3.2En l’espèce, il ressort du décompte d’assurances sociales établi le 6 février 2015 par la Caisse de compensation du canton de Fribourg que la société [...], employeur du requérant, a payé des cotisations sur la base d’un salaire annuel annoncé de 138'204 fr., ce qui correspond à un salaire mensuel de plus de 10'600 francs (pièce 10 du bordereau déposé le 16 novembre 2015). La lecture du relevé de compte ouvert au nom du requérant auprès de la Banque [...] permet en outre de constater que ce dernier a reçu de la [...] un montant de 133'883 fr. 20 en date du 25 septembre 2015 (pièce 12 du bordereau précité). Compte tenu de ces éléments, il apparaît, sous l’angle de la vraisemblance, que le requérant dispose des ressources suffisantes pour couvrir les frais de la procédure provisionnelle pour laquelle il a requis l’assistance judiciaire. 4.En définitive, compte tenu de ce qui précède, la condition de l’indigence n’est pas réalisée. La demande d’assistance judiciaire doit dès lors être rejetée, sans qu'il soit nécessaire de se prononcer sur les chances de succès de l'appel. Cela étant, vu la complexité de la cause, le requérant et appelant doit être invité à verser une avance de frais dont la quotité est arrêtée à 3'500 fr. (art. 65 al. 4 TFJC [tarif des frais judiciaires civils du 28 septembre 2010; RSV 270.11.5]). Le délai pour agir en ce sens est fixé au 6 janvier 2016, le requérant et appelant étant expressément rendu attentif à la teneur de l’art. 145 al. 2 let. b CPC.
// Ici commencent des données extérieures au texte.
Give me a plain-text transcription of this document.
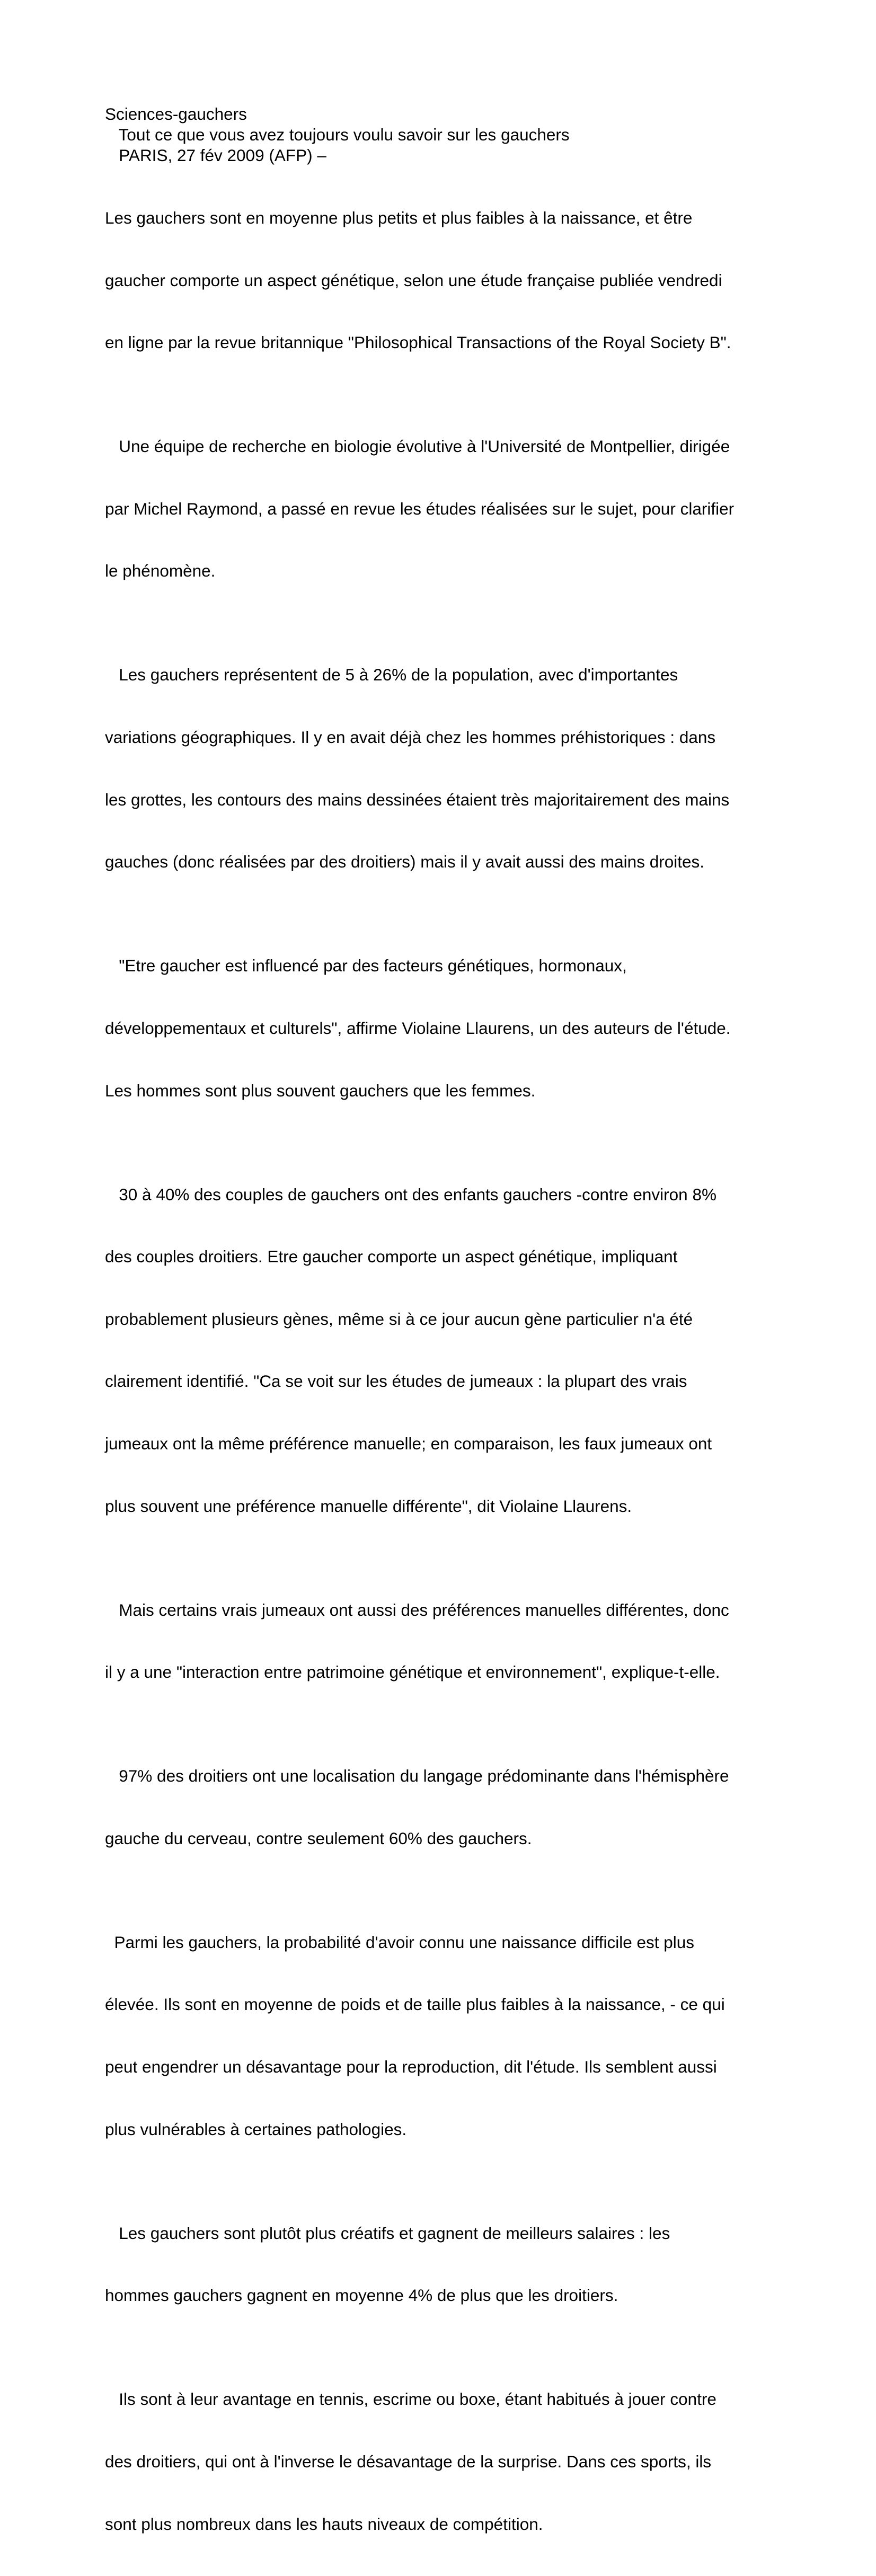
Sciences-gauchers
Tout ce que vous avez toujours voulu savoir sur les gauchers
PARIS, 27 fév 2009 (AFP) –

Les gauchers sont en moyenne plus petits et plus faibles à la naissance, et être

gaucher comporte un aspect génétique, selon une étude française publiée vendredi

en ligne par la revue britannique "Philosophical Transactions of the Royal Society B".

Une équipe de recherche en biologie évolutive à l'Université de Montpellier, dirigée

par Michel Raymond, a passé en revue les études réalisées sur le sujet, pour clarifier

le phénomène.

Les gauchers représentent de 5 à 26% de la population, avec d'importantes

variations géographiques. Il y en avait déjà chez les hommes préhistoriques : dans

les grottes, les contours des mains dessinées étaient très majoritairement des mains

gauches (donc réalisées par des droitiers) mais il y avait aussi des mains droites.

"Etre gaucher est influencé par des facteurs génétiques, hormonaux,

développementaux et culturels", affirme Violaine Llaurens, un des auteurs de l'étude.

Les hommes sont plus souvent gauchers que les femmes.

30 à 40% des couples de gauchers ont des enfants gauchers -contre environ 8%

des couples droitiers. Etre gaucher comporte un aspect génétique, impliquant

probablement plusieurs gènes, même si à ce jour aucun gène particulier n'a été

clairement identifié. "Ca se voit sur les études de jumeaux : la plupart des vrais

jumeaux ont la même préférence manuelle; en comparaison, les faux jumeaux ont

plus souvent une préférence manuelle différente", dit Violaine Llaurens.

Mais certains vrais jumeaux ont aussi des préférences manuelles différentes, donc

il y a une "interaction entre patrimoine génétique et environnement", explique-t-elle.

97% des droitiers ont une localisation du langage prédominante dans l'hémisphère

gauche du cerveau, contre seulement 60% des gauchers.

Parmi les gauchers, la probabilité d'avoir connu une naissance difficile est plus

élevée. Ils sont en moyenne de poids et de taille plus faibles à la naissance, - ce qui

peut engendrer un désavantage pour la reproduction, dit l'étude. Ils semblent aussi

plus vulnérables à certaines pathologies.

Les gauchers sont plutôt plus créatifs et gagnent de meilleurs salaires : les

hommes gauchers gagnent en moyenne 4% de plus que les droitiers.

Ils sont à leur avantage en tennis, escrime ou boxe, étant habitués à jouer contre

des droitiers, qui ont à l'inverse le désavantage de la surprise. Dans ces sports, ils

sont plus nombreux dans les hauts niveaux de compétition.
  • 5 - La décision peut être rendue sans frais judiciaires (art. 119 al. 6 CPC).

Par ces motifs, le Juge délégué de la Cour d’appel civile du Tribunal cantonal, p r o n o n c e : I. La requête d’assistance judiciaire est rejetée. II. Un délai au 6 janvier 2016 est imparti à l’appelant A.S.________ pour verser, au moyen du bulletin de versement joint à la présente décision, la somme de 3'500 fr. (trois mille cinq cents francs) à titre d’avance de frais pour le dépôt de la requête d’appel, étant précisé que l’autorité d’appel n’entrera pas en matière sur celle-ci si le paiement n’intervient pas dans ce délai.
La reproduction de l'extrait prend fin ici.